Monday, September 14, 2009

Maaseh avot siman l'bonim

I'M INTRIGUED, I THINK BY THE DISAGREEMENT between the Rashi supercommentaries and the Spanish grammarians discussed below because I see echoes of it in my own life and the world around me, as follows:

Ibn Ezra and Radak came from a world, where it was okay to doubt, question and even reject midrashim. Evidence that this was allowed is provided by various quotes, from various Spaniards and Moroccans, who appear to have based themselves on earlier statements by the Babylonian Geonim. For a Medieval Spaniard or Moroccan there was nothing impious or heretical about disregarding midrashim, but by the time the Rashi super commentaries arrived on the scene, that had changed. They hows and the whys behind this shift are difficult to discover, and beyond the scope of this little post, but it seems (again from various quotes and comments) that doubting midrashim was not the done thing in the world of Mizrachi and Maharal.

Maharal and Ibn Ezra were several centuries apart, but I guess things move faster now. When I read (here) that the Rashi super commentaries objected to Ibn Ezra on the grounds that he was differing from "chachmei haEmet" and seeking to undermine "a midrash, from Chazal... transmitted via tradition, one man to the next, all the way back to Moshe Rabbenu who heard it from the Almighty" I thought to myself this is wildly unfair. How can ibn Ezra be held to rules he didn't acknowledge, and how can he be judged impious for following the religious rules of his own society?

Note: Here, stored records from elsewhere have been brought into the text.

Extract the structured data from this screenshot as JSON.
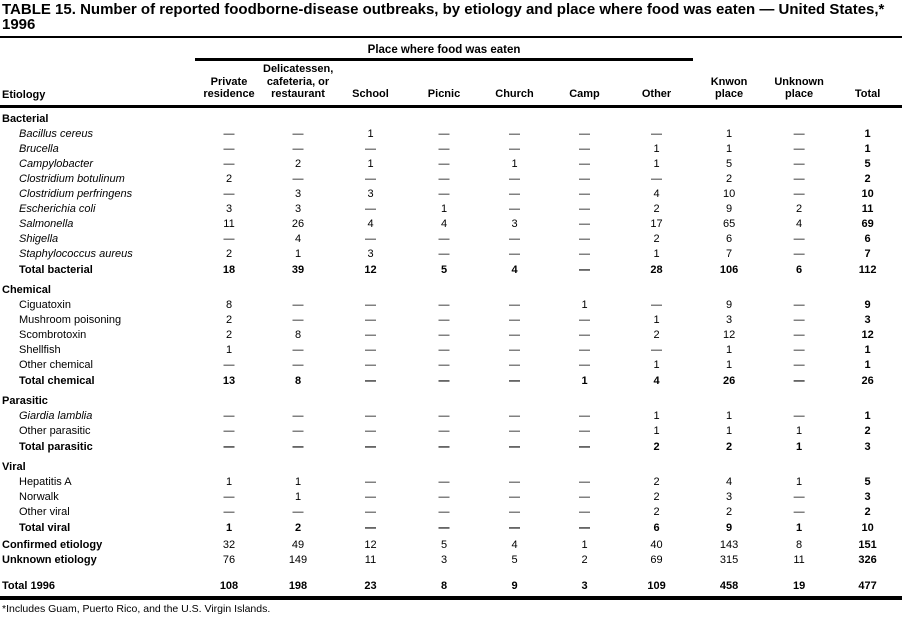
{
  "title": "TABLE 15. Number of reported foodborne-disease outbreaks, by etiology and place where food was eaten — United States,* 1996",
  "table": {
    "spanner": "Place where food was eaten",
    "row_header": "Etiology",
    "dash": "—",
    "columns": [
      {
        "id": "private-residence",
        "label": "Private\nresidence"
      },
      {
        "id": "delicatessen-cafeteria-or-restaurant",
        "label": "Delicatessen,\ncafeteria, or\nrestaurant"
      },
      {
        "id": "school",
        "label": "School"
      },
      {
        "id": "picnic",
        "label": "Picnic"
      },
      {
        "id": "church",
        "label": "Church"
      },
      {
        "id": "camp",
        "label": "Camp"
      },
      {
        "id": "other",
        "label": "Other"
      },
      {
        "id": "known-place",
        "label": "Knwon\nplace"
      },
      {
        "id": "unknown-place",
        "label": "Unknown\nplace"
      },
      {
        "id": "total",
        "label": "Total"
      }
    ],
    "sections": [
      {
        "header": "Bacterial",
        "rows": [
          {
            "label": "Bacillus cereus",
            "italic": true,
            "values": [
              "—",
              "—",
              "1",
              "—",
              "—",
              "—",
              "—",
              "1",
              "—",
              "1"
            ]
          },
          {
            "label": "Brucella",
            "italic": true,
            "values": [
              "—",
              "—",
              "—",
              "—",
              "—",
              "—",
              "1",
              "1",
              "—",
              "1"
            ]
          },
          {
            "label": "Campylobacter",
            "italic": true,
            "values": [
              "—",
              "2",
              "1",
              "—",
              "1",
              "—",
              "1",
              "5",
              "—",
              "5"
            ]
          },
          {
            "label": "Clostridium botulinum",
            "italic": true,
            "values": [
              "2",
              "—",
              "—",
              "—",
              "—",
              "—",
              "—",
              "2",
              "—",
              "2"
            ]
          },
          {
            "label": "Clostridium perfringens",
            "italic": true,
            "values": [
              "—",
              "3",
              "3",
              "—",
              "—",
              "—",
              "4",
              "10",
              "—",
              "10"
            ]
          },
          {
            "label": "Escherichia coli",
            "italic": true,
            "values": [
              "3",
              "3",
              "—",
              "1",
              "—",
              "—",
              "2",
              "9",
              "2",
              "11"
            ]
          },
          {
            "label": "Salmonella",
            "italic": true,
            "values": [
              "11",
              "26",
              "4",
              "4",
              "3",
              "—",
              "17",
              "65",
              "4",
              "69"
            ]
          },
          {
            "label": "Shigella",
            "italic": true,
            "values": [
              "—",
              "4",
              "—",
              "—",
              "—",
              "—",
              "2",
              "6",
              "—",
              "6"
            ]
          },
          {
            "label": "Staphylococcus aureus",
            "italic": true,
            "values": [
              "2",
              "1",
              "3",
              "—",
              "—",
              "—",
              "1",
              "7",
              "—",
              "7"
            ]
          }
        ],
        "total": {
          "label": "Total bacterial",
          "values": [
            "18",
            "39",
            "12",
            "5",
            "4",
            "—",
            "28",
            "106",
            "6",
            "112"
          ]
        }
      },
      {
        "header": "Chemical",
        "rows": [
          {
            "label": "Ciguatoxin",
            "italic": false,
            "values": [
              "8",
              "—",
              "—",
              "—",
              "—",
              "1",
              "—",
              "9",
              "—",
              "9"
            ]
          },
          {
            "label": "Mushroom poisoning",
            "italic": false,
            "values": [
              "2",
              "—",
              "—",
              "—",
              "—",
              "—",
              "1",
              "3",
              "—",
              "3"
            ]
          },
          {
            "label": "Scombrotoxin",
            "italic": false,
            "values": [
              "2",
              "8",
              "—",
              "—",
              "—",
              "—",
              "2",
              "12",
              "—",
              "12"
            ]
          },
          {
            "label": "Shellfish",
            "italic": false,
            "values": [
              "1",
              "—",
              "—",
              "—",
              "—",
              "—",
              "—",
              "1",
              "—",
              "1"
            ]
          },
          {
            "label": "Other chemical",
            "italic": false,
            "values": [
              "—",
              "—",
              "—",
              "—",
              "—",
              "—",
              "1",
              "1",
              "—",
              "1"
            ]
          }
        ],
        "total": {
          "label": "Total chemical",
          "values": [
            "13",
            "8",
            "—",
            "—",
            "—",
            "1",
            "4",
            "26",
            "—",
            "26"
          ]
        }
      },
      {
        "header": "Parasitic",
        "rows": [
          {
            "label": "Giardia lamblia",
            "italic": true,
            "values": [
              "—",
              "—",
              "—",
              "—",
              "—",
              "—",
              "1",
              "1",
              "—",
              "1"
            ]
          },
          {
            "label": "Other parasitic",
            "italic": false,
            "values": [
              "—",
              "—",
              "—",
              "—",
              "—",
              "—",
              "1",
              "1",
              "1",
              "2"
            ]
          }
        ],
        "total": {
          "label": "Total parasitic",
          "values": [
            "—",
            "—",
            "—",
            "—",
            "—",
            "—",
            "2",
            "2",
            "1",
            "3"
          ]
        }
      },
      {
        "header": "Viral",
        "rows": [
          {
            "label": "Hepatitis A",
            "italic": false,
            "values": [
              "1",
              "1",
              "—",
              "—",
              "—",
              "—",
              "2",
              "4",
              "1",
              "5"
            ]
          },
          {
            "label": "Norwalk",
            "italic": false,
            "values": [
              "—",
              "1",
              "—",
              "—",
              "—",
              "—",
              "2",
              "3",
              "—",
              "3"
            ]
          },
          {
            "label": "Other viral",
            "italic": false,
            "values": [
              "—",
              "—",
              "—",
              "—",
              "—",
              "—",
              "2",
              "2",
              "—",
              "2"
            ]
          }
        ],
        "total": {
          "label": "Total viral",
          "values": [
            "1",
            "2",
            "—",
            "—",
            "—",
            "—",
            "6",
            "9",
            "1",
            "10"
          ]
        }
      }
    ],
    "summary_rows": [
      {
        "label": "Confirmed etiology",
        "values": [
          "32",
          "49",
          "12",
          "5",
          "4",
          "1",
          "40",
          "143",
          "8",
          "151"
        ]
      },
      {
        "label": "Unknown etiology",
        "values": [
          "76",
          "149",
          "11",
          "3",
          "5",
          "2",
          "69",
          "315",
          "11",
          "326"
        ]
      }
    ],
    "grand_total": {
      "label": "Total 1996",
      "values": [
        "108",
        "198",
        "23",
        "8",
        "9",
        "3",
        "109",
        "458",
        "19",
        "477"
      ]
    }
  },
  "footnote": "*Includes Guam, Puerto Rico, and the U.S. Virgin Islands."
}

Readers of this blog may remember that I've found myself in similar circumstances. For instance, there was the time I saw a defender of the very old Friday night Yigdal custom accused of propagating a modern Young Israel minhag, or the time I was told that a beloved custom from my childhood (also very old, older in fact than Hasidut) was the invention of moderns who didn't know any better.

A second parallel, relates to the famous Slifkin debate that raged during the early days of my blogging carer. The details of the disagreement, also, are beyond the scope of this post (and anyway, who among blog readers is ignorant of that famous miscarriage of justice?) At bottom, the disagreement between the Slifkinites and the Creationists was one of epistemology. Those who supported Slifkin said truth could be discovered via observation, and that a contradiction between observation and the received tradition, was evidence the tradition was wrong or had been misunderstood. Their opponents found this impossible to accept, and said, in  essence, that not only is tradition always right, but the traditional understanding of the tradition is likewise always right.

As we think about biology, Ibn Ezra and Radak thought about grammar. Sort of. My point is they thought the rules they and their predecessors had discovered about Biblical grammar were true, and because the rules about the language of the Torah were true, a received tradition that seemed to oppose these rules couldn't stand. As noted, the Rashi super-commentaries took the opposite view, and went to war in defense of their understanding of the traditional understanding of the tradition.

Halivny writes, as an aside, in one of his discussions about Jewish exegesis, that piety accumulates. We get frumer and frumer as time passes. My own experiences confirms this, and the reaction of the super commentaries to the Ibn Ezra's perceived impiety confirms this, and a hundred dozen other things confirm, it too.